A function specification can be overloaded. That is, it can have several types, separated by a semicolon (;):
-spec foo(T1, T2) -> T3 ; (T4, T5) -> T6.
A current restriction, which currently results in a warning (OBS: not an error) by the compiler, is that the domains of the argument types cannot be overlapping. For example, the following specification results in a warning:
-spec foo(pos_integer()) -> pos_integer() ; (integer()) -> integer().
Type variables can be used in specifications to specify relations for the input and output arguments of a function. For example, the following specification defines the type of a polymorphic identity function:
-spec id(X) -> X.
However, note that the above specification does not restrict the input and output type in any way. We can constrain these types by guard-like subtype constraints and provide bounded quantification:
-spec id(X) -> X when X :: tuple().
Currently, the :: constraint (read as is_subtype) is the only guard constraint which can be used in the 'when' part of a '-spec' attribute.

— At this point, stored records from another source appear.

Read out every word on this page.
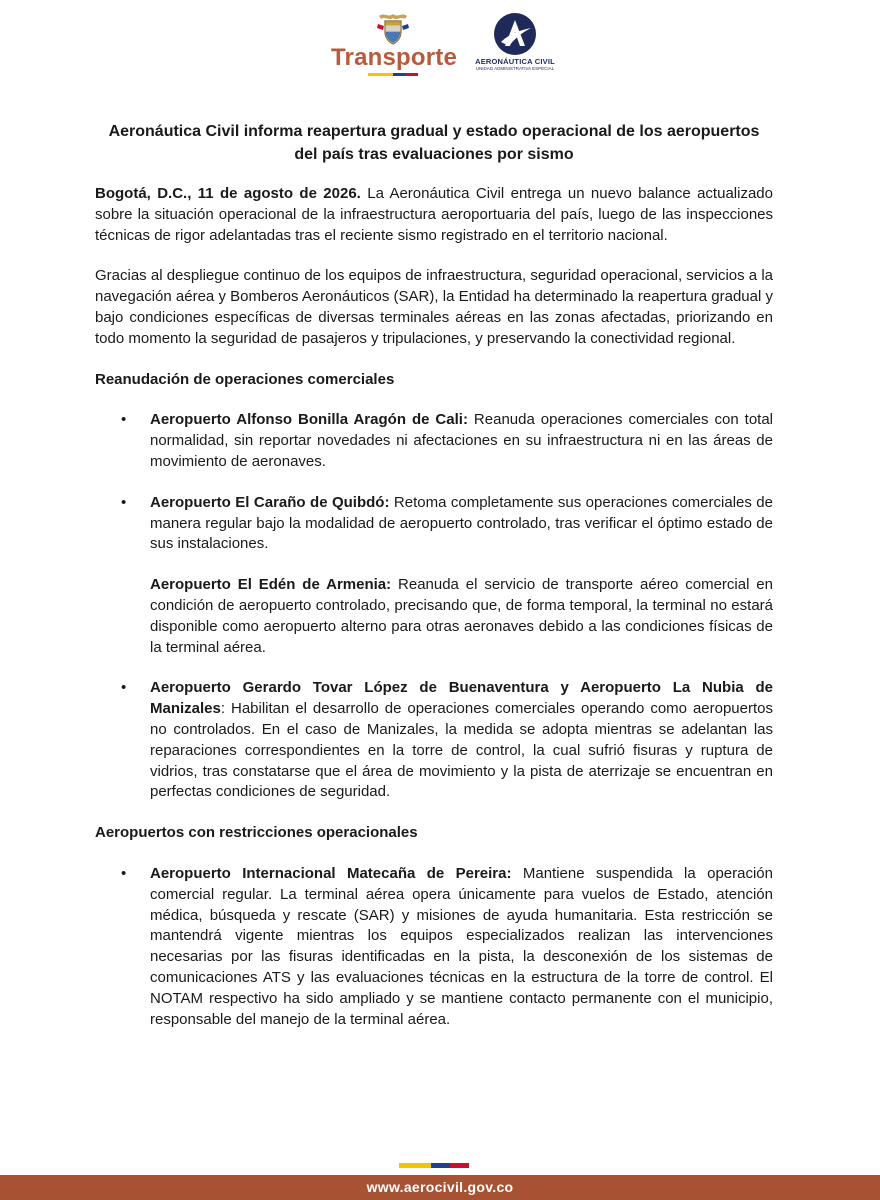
Transporte	AERONÁUTICA CIVIL
UNIDAD ADMINISTRATIVA ESPECIAL
Aeronáutica Civil informa reapertura gradual y estado operacional de los aeropuertos del país tras evaluaciones por sismo

Bogotá, D.C., 11 de agosto de 2026. La Aeronáutica Civil entrega un nuevo balance actualizado sobre la situación operacional de la infraestructura aeroportuaria del país, luego de las inspecciones técnicas de rigor adelantadas tras el reciente sismo registrado en el territorio nacional.

Gracias al despliegue continuo de los equipos de infraestructura, seguridad operacional, servicios a la navegación aérea y Bomberos Aeronáuticos (SAR), la Entidad ha determinado la reapertura gradual y bajo condiciones específicas de diversas terminales aéreas en las zonas afectadas, priorizando en todo momento la seguridad de pasajeros y tripulaciones, y preservando la conectividad regional.

Reanudación de operaciones comerciales
• Aeropuerto Alfonso Bonilla Aragón de Cali: Reanuda operaciones comerciales con total normalidad, sin reportar novedades ni afectaciones en su infraestructura ni en las áreas de movimiento de aeronaves.
• Aeropuerto El Caraño de Quibdó: Retoma completamente sus operaciones comerciales de manera regular bajo la modalidad de aeropuerto controlado, tras verificar el óptimo estado de sus instalaciones.
Aeropuerto El Edén de Armenia: Reanuda el servicio de transporte aéreo comercial en condición de aeropuerto controlado, precisando que, de forma temporal, la terminal no estará disponible como aeropuerto alterno para otras aeronaves debido a las condiciones físicas de la terminal aérea.
• Aeropuerto Gerardo Tovar López de Buenaventura y Aeropuerto La Nubia de Manizales: Habilitan el desarrollo de operaciones comerciales operando como aeropuertos no controlados. En el caso de Manizales, la medida se adopta mientras se adelantan las reparaciones correspondientes en la torre de control, la cual sufrió fisuras y ruptura de vidrios, tras constatarse que el área de movimiento y la pista de aterrizaje se encuentran en perfectas condiciones de seguridad.
Aeropuertos con restricciones operacionales
• Aeropuerto Internacional Matecaña de Pereira: Mantiene suspendida la operación comercial regular. La terminal aérea opera únicamente para vuelos de Estado, atención médica, búsqueda y rescate (SAR) y misiones de ayuda humanitaria. Esta restricción se mantendrá vigente mientras los equipos especializados realizan las intervenciones necesarias por las fisuras identificadas en la pista, la desconexión de los sistemas de comunicaciones ATS y las evaluaciones técnicas en la estructura de la torre de control. El NOTAM respectivo ha sido ampliado y se mantiene contacto permanente con el municipio, responsable del manejo de la terminal aérea.
www.aerocivil.gov.co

The above function specification, using multiple occurrences of the same type variable, provides more type information than the function specification below where the type variables are missing:
-spec id(tuple()) -> tuple().
The latter specification says that the function takes some tuple and returns some tuple, while the one with the X type variable specifies that the function takes a tuple and returns the same tuple.
However, it's up to the tools that process the specs to choose whether to take this extra information into account or ignore it.
The scope of an :: constraint is the (...) -> RetType specification after which it appears. To avoid confusion, we suggest that different variables are used in different constituents of an overloaded contract as in the example below:
-spec foo({X, integer()}) -> X when X :: atom() ; ([Y]) -> Y when Y :: number().
For backwards compatibility the following form is also allowed:
-spec id(X) -> X when is_subtype(X, tuple()).
but its use is discouraged. It will be taken out in a future Erlang/OTP release.
Some functions in Erlang are not meant to return; either because they define servers or because they are used to throw exceptions as the function below:
my_error(Err) -> erlang:throw({error, Err}).
For such functions we recommend the use of the special no_return() type for their "return", via a contract of the form:
-spec my_error(term()) -> no_return().